The Institute is somewhat famous for demonstrating the importance of Distinctive Assets, and showing how they should be measured.
One of the most popular implicit measures is response latency, where you present an asset and measure the time taken to link this to a brand. Some of our sponsors have asked why we don’t advocate using this type of approach to measure the strength of Distinctive Assets. The reason is because testing has shown the approach produces less useful and un-trustworthy results. In this short article we explain why.

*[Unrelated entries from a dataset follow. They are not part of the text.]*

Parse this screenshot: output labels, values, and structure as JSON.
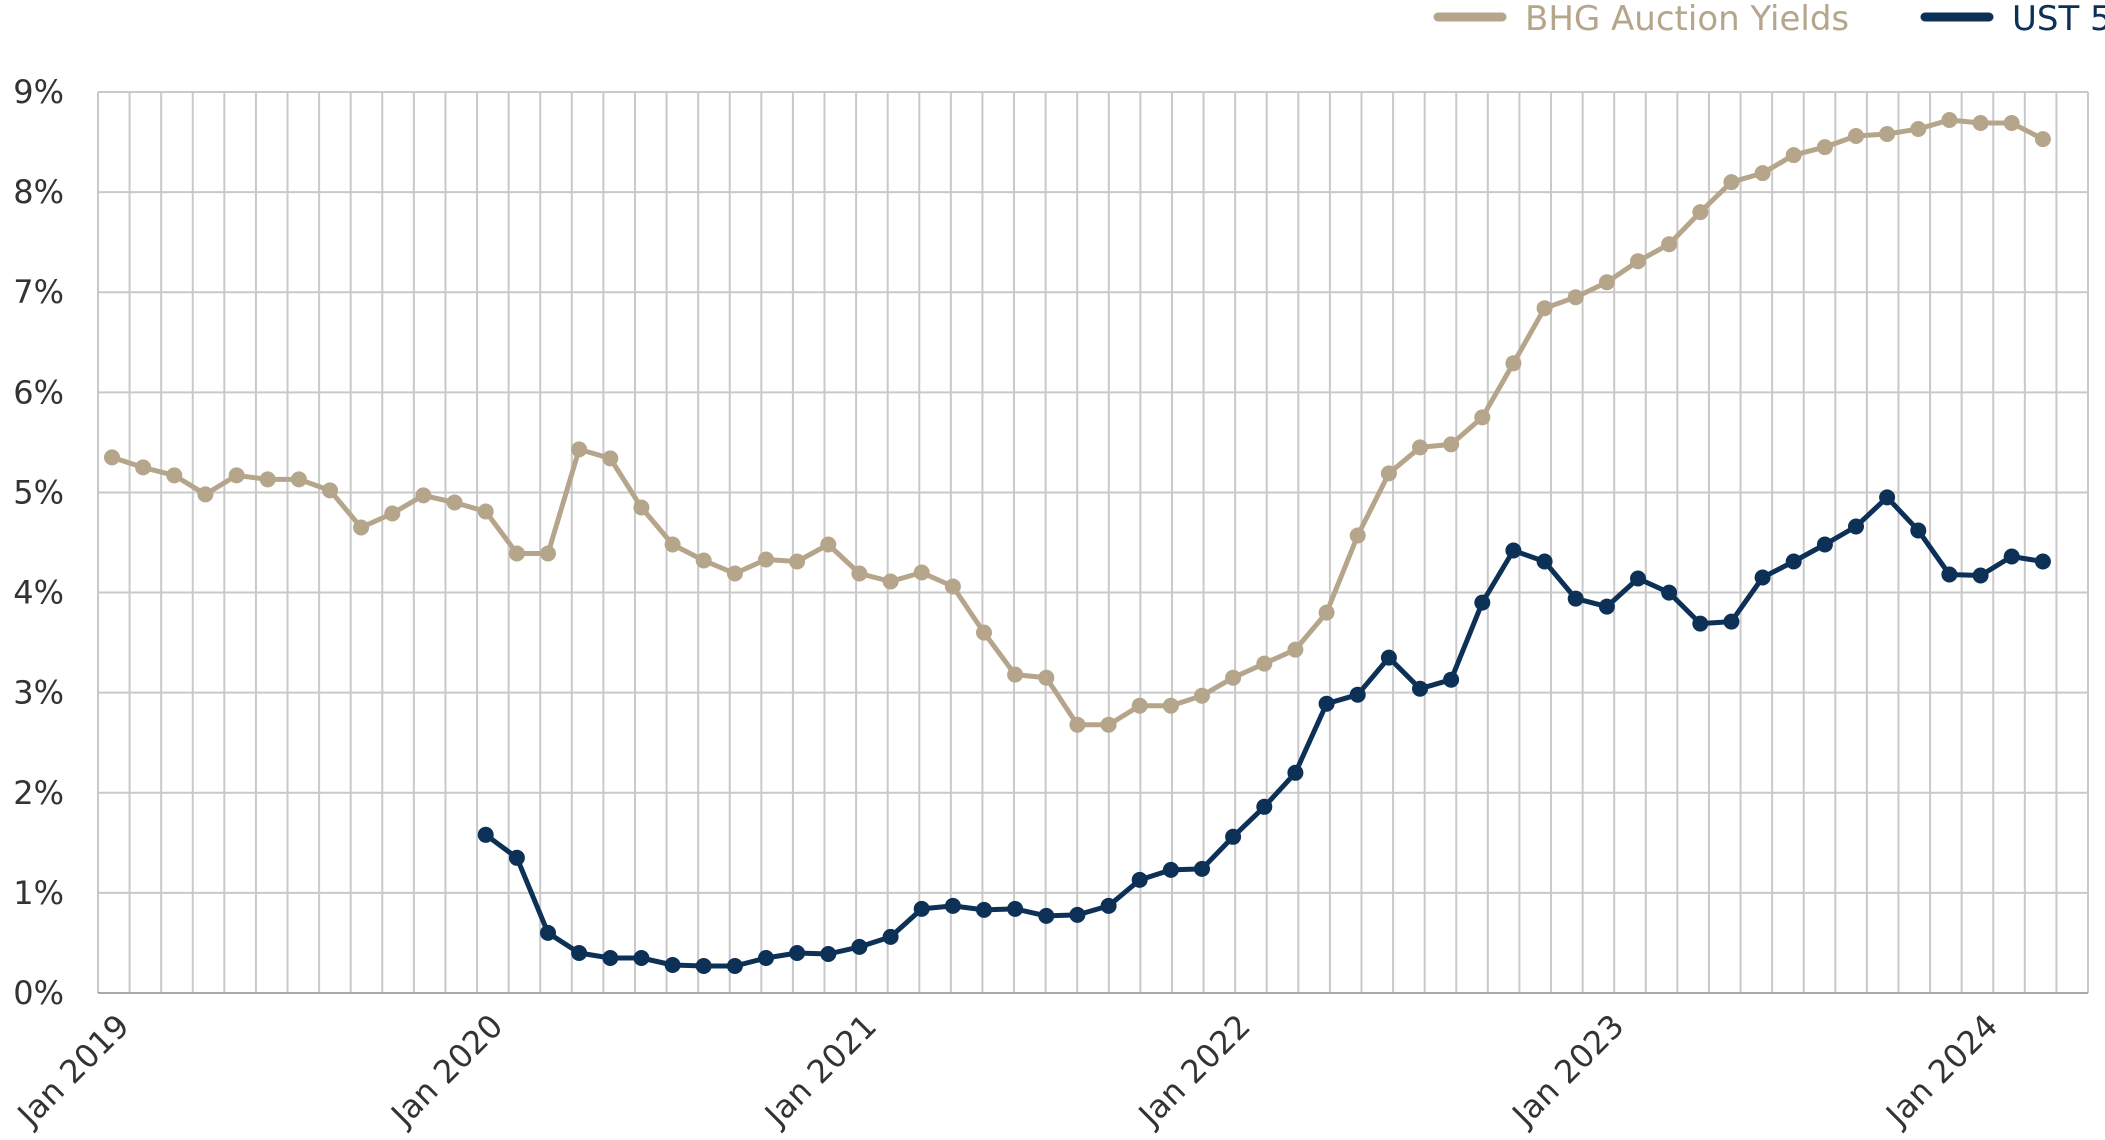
{
  "chart_data": {
    "type": "line",
    "title": "",
    "xlabel": "",
    "ylabel": "",
    "ylim": [
      0,
      9
    ],
    "y_tick_labels": [
      "0%",
      "1%",
      "2%",
      "3%",
      "4%",
      "5%",
      "6%",
      "7%",
      "8%",
      "9%"
    ],
    "x_tick_labels": [
      "Jan 2019",
      "Jan 2020",
      "Jan 2021",
      "Jan 2022",
      "Jan 2023",
      "Jan 2024"
    ],
    "x_range": [
      "Jan 2019",
      "Mar 2024"
    ],
    "grid": true,
    "legend_position": "top-right",
    "series": [
      {
        "name": "BHG Auction Yields",
        "color": "#b4a58b",
        "start": "Jan 2019",
        "values": [
          5.35,
          5.25,
          5.17,
          4.98,
          5.17,
          5.13,
          5.13,
          5.02,
          4.65,
          4.79,
          4.97,
          4.9,
          4.81,
          4.39,
          4.39,
          5.43,
          5.34,
          4.85,
          4.48,
          4.32,
          4.19,
          4.33,
          4.31,
          4.48,
          4.19,
          4.11,
          4.2,
          4.06,
          3.6,
          3.18,
          3.15,
          2.68,
          2.68,
          2.87,
          2.87,
          2.97,
          3.15,
          3.29,
          3.43,
          3.8,
          4.57,
          5.19,
          5.45,
          5.48,
          5.75,
          6.29,
          6.84,
          6.95,
          7.1,
          7.31,
          7.48,
          7.8,
          8.1,
          8.19,
          8.37,
          8.45,
          8.56,
          8.58,
          8.63,
          8.72,
          8.69,
          8.69,
          8.53
        ]
      },
      {
        "name": "UST 5",
        "color": "#0d3057",
        "start": "Jan 2020",
        "values": [
          1.58,
          1.35,
          0.6,
          0.4,
          0.35,
          0.35,
          0.28,
          0.27,
          0.27,
          0.35,
          0.4,
          0.39,
          0.46,
          0.56,
          0.84,
          0.87,
          0.83,
          0.84,
          0.77,
          0.78,
          0.87,
          1.13,
          1.23,
          1.24,
          1.56,
          1.86,
          2.2,
          2.89,
          2.98,
          3.35,
          3.04,
          3.13,
          3.9,
          4.42,
          4.31,
          3.94,
          3.86,
          4.14,
          4.0,
          3.69,
          3.71,
          4.15,
          4.31,
          4.48,
          4.66,
          4.95,
          4.62,
          4.18,
          4.17,
          4.36,
          4.31
        ]
      }
    ]
  }
}
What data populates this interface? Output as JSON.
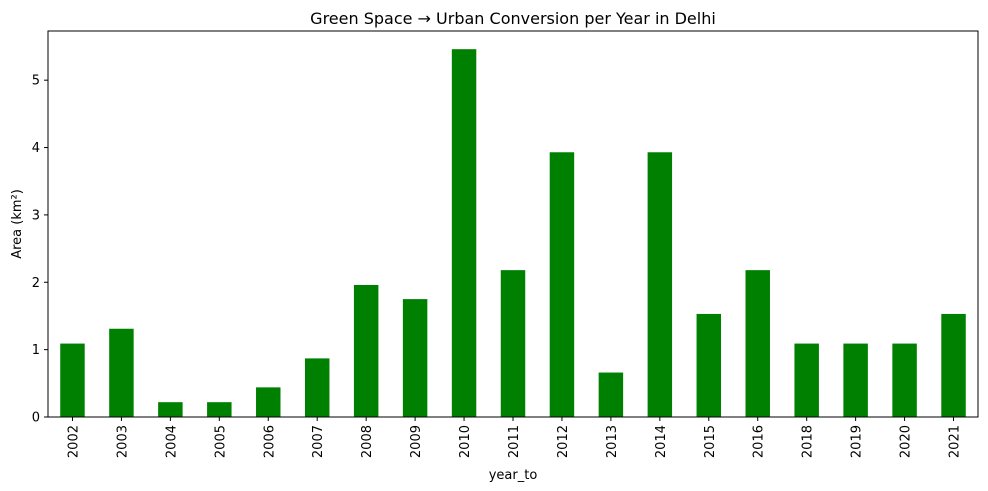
{
  "chart_data": {
    "type": "bar",
    "title": "Green Space → Urban Conversion per Year in Delhi",
    "xlabel": "year_to",
    "ylabel": "Area (km²)",
    "categories": [
      "2002",
      "2003",
      "2004",
      "2005",
      "2006",
      "2007",
      "2008",
      "2009",
      "2010",
      "2011",
      "2012",
      "2013",
      "2014",
      "2015",
      "2016",
      "2018",
      "2019",
      "2020",
      "2021"
    ],
    "values": [
      1.09,
      1.31,
      0.22,
      0.22,
      0.44,
      0.87,
      1.96,
      1.75,
      5.46,
      2.18,
      3.93,
      0.66,
      3.93,
      1.53,
      2.18,
      1.09,
      1.09,
      1.09,
      1.53
    ],
    "ylim": [
      0,
      5.73
    ],
    "yticks": [
      0,
      1,
      2,
      3,
      4,
      5
    ],
    "bar_color": "#008000",
    "grid": false,
    "legend": "none"
  }
}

Any measure of Distinctive Assets needs to deliver the key metrics of Fame and Uniqueness, which speak directly to what you want assets to achieve in any situation (not just on shelf). To properly gauge uniqueness, respondents must be free to elicit competitor brands, and as many as they can. The measurement task should, if possible, mimic real-world retrieval which is retrieval of the brand, in the absence of the brand, from a cluttered (mental and physical) environment.
Today, our best practice measurement approach involves exposing an asset and asking category buyers to state the brands they associate with the asset (without prompting for brands)1.
This method replicates the thought process that category buyers undertake in the natural environment. Empirical testing shows this to be is less prone to guessing (which inflates Fame), and elicits the widest range of competitor linkages (which avoids underestimating Uniqueness). This does so better than either brand cued measures or measures where brand lists are provided 2.
Response latency measures where respondents are timed is intuitively attractive, but unfortunately suffer from several problems that make these approaches less useful when benchmarking and setting up a strategic framework for building Distinctive Assets. These problems are:
- Measuring response timing/latency is solving the wrong problem. Focusing on (often trivial) differences in response times distracts from the bigger challenge brands face– retrieval in a cluttered mental and physical environment. When Distinctive Assets don’t work for the brand it is retrieval failure, not taking slightly longer, that is the problem.
- Unless you are able to anticipate all likely competitors, Uniqueness scores are likely to be inflated as they are limited to the brands you include in the survey. Uniqueness is the harder metric for marketers to change, which makes realistic measurement very important.
- With response latency measures, it is also difficult to see the structure of mental competition in category buyers’ minds – what other brands are in there, how many people have single brands, how many have multiple brands and the composition of mental competitors (see the chapter on Uniqueness in Building Distinctive Brand Assets) – without incomplete knowledge it is difficult to determine a strategy (or establish if it is possible) to combat mental competition and reclaim an asset.
It’s not just us questioning this approach. Psychology researchers have also raised concerns about the validity of implicit measures, that is, what these measures are really measuring. Without confidence in what might be causing delays in responses it is difficult to propose actions based on these results. Also it is worth noting that researchers in this field turned to implicit measures to solve a specific problem – measuring attitudes that might be present but that the person might not be comfortable directly admitting. In my experience category buyers have no such reluctance when it comes to Distinctive Assets.
Are all response latency measures bad?
Once you know your brand’s Distinctive Assets, metrics like ‘time to find the brand on shelf’ might be useful to test different executions of those assets in shopping environments. We are assessing this further in our R&D. But this is only of value once you know the assets you want to build, and your comparisons are of different executions within a specific context. It’s not useful for non-shopping assets, nor for setting big picture, long term Distinctive Asset strategy.
We are happy to discuss this further if there is some thought to using this approach.
Finally, for those critical of a direct question, survey approach, and feel this is less rigorous than other options, we do introduce a number of controls in place to avoid contaminating responses, and to check on the accuracy of the responses – that they are real associations and not just made up for the survey. Every method has its flaws so we continue to undertake R&D to develop best practice in Distinctive Asset measurement.
Interested in measuring your Distinctive Assets? Find out more.
Footnote:
1 Some companies use an approach which asks people if they recognise an asset as belonging to a category first, then identify brand associations. This is not our approach and could be lead to some falsely high correlations between Fame and Uniqueness.
2 ROMANIUK, J. & NENYCZ-THIEL, M. 2014. Measuring the strength of color brand-name links: The comparative efficacy of measurement approaches. Journal of Advertising Research, 54, 313-319.